Bulletin 20 July 2018. Journeys to the cloud, and what to say when you have nothing to say?

It’s not that big a secret why I dropped out of the analyst business for a while. Having spent over ten years being asked what I thought about everything and anything technological, one day I simply found I had run out of things to say. It wasn’t any big crisis, more a flummoxed shrug which came uncoincidentally at a time when everything, I mean everything, was going to “move to the cloud.”

We now know better, of course. A philosophical shift towards thinking about workloads rather than resources has been taking place for some time, based on an increasingly flexible architecture. The only reason you (still) have to think about hardware is because of its constraints, bottlenecks and work-arounds; take these away, either by having enormous availability or by clever orchestration, and the conversation can focus on the problem you are trying to solve, rather than what you use to solve it.

Should everything have just moved to the cloud, we would indeed now be in a world where IT infrastructure didn’t matter at all (hat tip: Nicholas Carr, who painted such a picture). For a raft of reasons however, nothing could be further from the truth. Technology is fragmenting and diversifying, just as you would expect anything to do when all constraints are removed: isn’t commoditisation the ultimate constrained environment? (It is also no coincidence that, as the conversation has moved more towards representing this increase in complexity, I have found myself re-joining it. But enough about me!)

So, what does one do when one has nothing to add? One shuts up, of course. Over the past few years I have spent a fair portion of my working hours ghost-writing for very smart, yet strangely less articulate members of the technological community. In doing so, I’ve learned an inordinate amount. Not only about technology and business, but also about listening.

Listening is hard. Not only because of the noise/signal ratio, but because of our individual perspectives, framings and indeed, fears and hubris: it can sometimes be the hardest thing in the world to pay attention to what people are telling you. At a recent event, a speaker was complaining to me about how stupid some of the questions were. I didn’t say anything, but I remain firmly in the belief that when someone says, “Can you explain better, I don’t understand,” that’s probably down to their own inarticulacy, rather than a fault of the audience.

Back in 1997, I wrote an article for my consulting colleagues about blockers to listening. As I’m a hoarder, I still have them so here they are:

  • baggage - extraneous clutter in our own brains which distracts from the conversation in hand
  • inner noise - the conversation sets off a train of thoughts which, though fascinating, prevent us from continuing to listen
  • control - leaps of understanding about what the person is trying to say, missing his/her actual point entirely
  • ping-pong - where a client's point triggers a memory or an opinion, so we spend the next minutes looking for a suitable gap to express it
  • display - where we use the conversation as a tool to express our own knowledge, ignoring the client's subject matter and making him feel stupid in the bargain
  • hidden agenda - where we ensure that the conversation achieves our own goals, forgetting to check that the client's goals are satisfied.

We’ve all done them, me more than most probably.

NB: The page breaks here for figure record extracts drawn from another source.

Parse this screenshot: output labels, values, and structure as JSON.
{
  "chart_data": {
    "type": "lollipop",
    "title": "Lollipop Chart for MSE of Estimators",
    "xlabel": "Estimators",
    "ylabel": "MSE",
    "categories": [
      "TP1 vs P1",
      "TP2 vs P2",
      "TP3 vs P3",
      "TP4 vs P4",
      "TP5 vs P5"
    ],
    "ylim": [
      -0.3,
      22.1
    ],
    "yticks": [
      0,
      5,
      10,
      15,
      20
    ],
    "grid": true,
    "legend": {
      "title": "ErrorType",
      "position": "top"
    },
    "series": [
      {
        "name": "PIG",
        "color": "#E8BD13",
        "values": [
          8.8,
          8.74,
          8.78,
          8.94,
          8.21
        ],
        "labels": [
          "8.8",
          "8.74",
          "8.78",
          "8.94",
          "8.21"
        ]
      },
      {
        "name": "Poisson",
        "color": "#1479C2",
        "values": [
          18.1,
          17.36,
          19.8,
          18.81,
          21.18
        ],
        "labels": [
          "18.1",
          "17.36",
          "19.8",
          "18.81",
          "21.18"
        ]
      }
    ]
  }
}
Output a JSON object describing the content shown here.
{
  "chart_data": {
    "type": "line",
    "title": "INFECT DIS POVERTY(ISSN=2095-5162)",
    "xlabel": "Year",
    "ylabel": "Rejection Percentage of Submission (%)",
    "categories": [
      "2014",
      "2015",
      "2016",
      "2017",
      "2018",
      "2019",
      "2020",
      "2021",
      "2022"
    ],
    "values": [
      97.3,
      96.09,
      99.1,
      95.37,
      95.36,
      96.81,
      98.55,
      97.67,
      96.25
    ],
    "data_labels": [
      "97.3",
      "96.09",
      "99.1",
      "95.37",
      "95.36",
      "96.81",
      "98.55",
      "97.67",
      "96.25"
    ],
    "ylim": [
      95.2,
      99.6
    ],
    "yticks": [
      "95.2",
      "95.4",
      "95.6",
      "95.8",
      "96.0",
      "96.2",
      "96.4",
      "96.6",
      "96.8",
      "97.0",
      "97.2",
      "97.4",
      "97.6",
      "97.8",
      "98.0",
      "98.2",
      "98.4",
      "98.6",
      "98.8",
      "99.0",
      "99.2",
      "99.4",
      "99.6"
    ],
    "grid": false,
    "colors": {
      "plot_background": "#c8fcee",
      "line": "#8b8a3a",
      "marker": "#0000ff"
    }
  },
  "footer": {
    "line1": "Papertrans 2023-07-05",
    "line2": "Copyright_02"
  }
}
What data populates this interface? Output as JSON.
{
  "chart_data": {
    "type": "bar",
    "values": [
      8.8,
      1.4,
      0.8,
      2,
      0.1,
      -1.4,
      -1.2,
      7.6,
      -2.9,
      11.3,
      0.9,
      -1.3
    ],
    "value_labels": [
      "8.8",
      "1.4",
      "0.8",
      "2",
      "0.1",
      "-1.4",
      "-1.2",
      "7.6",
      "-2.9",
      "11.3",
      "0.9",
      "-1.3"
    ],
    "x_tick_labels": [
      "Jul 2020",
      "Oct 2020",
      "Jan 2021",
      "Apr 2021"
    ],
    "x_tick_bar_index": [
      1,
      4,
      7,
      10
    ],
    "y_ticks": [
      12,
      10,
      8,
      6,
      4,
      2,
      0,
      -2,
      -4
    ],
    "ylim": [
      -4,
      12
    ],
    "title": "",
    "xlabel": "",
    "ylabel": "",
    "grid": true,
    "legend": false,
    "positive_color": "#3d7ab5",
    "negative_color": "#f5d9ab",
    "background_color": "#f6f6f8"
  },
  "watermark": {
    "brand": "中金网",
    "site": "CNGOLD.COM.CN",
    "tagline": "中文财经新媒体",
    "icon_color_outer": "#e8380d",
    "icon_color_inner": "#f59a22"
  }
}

But over the past twenty years, I have at least learned that often, saying nothing is the best form of communication.

10 Reasons why Broadcom is buying CA Inc

Here’s an “article” for the week. I say “article” because I confess to have been tickled as to why a chip company might by an enterprise software company. I couldn’t resist a bash at why that might be.

Extra-curricular: Society of Authors Annual Awards

The SoA is like one of those best-ket secrets: anyone who professes some kind of authorship can can join for a nominal fee, make the most of its great legal and other services, and attend small events with luminaries of the writing world (Stephen Fry’s speech was worth the cost of entry). When seen as a collective, authors are not such a scary bunch but they generally share one characteristic: the ability to finish things. I will this on board!

Thank you again for reading, as always.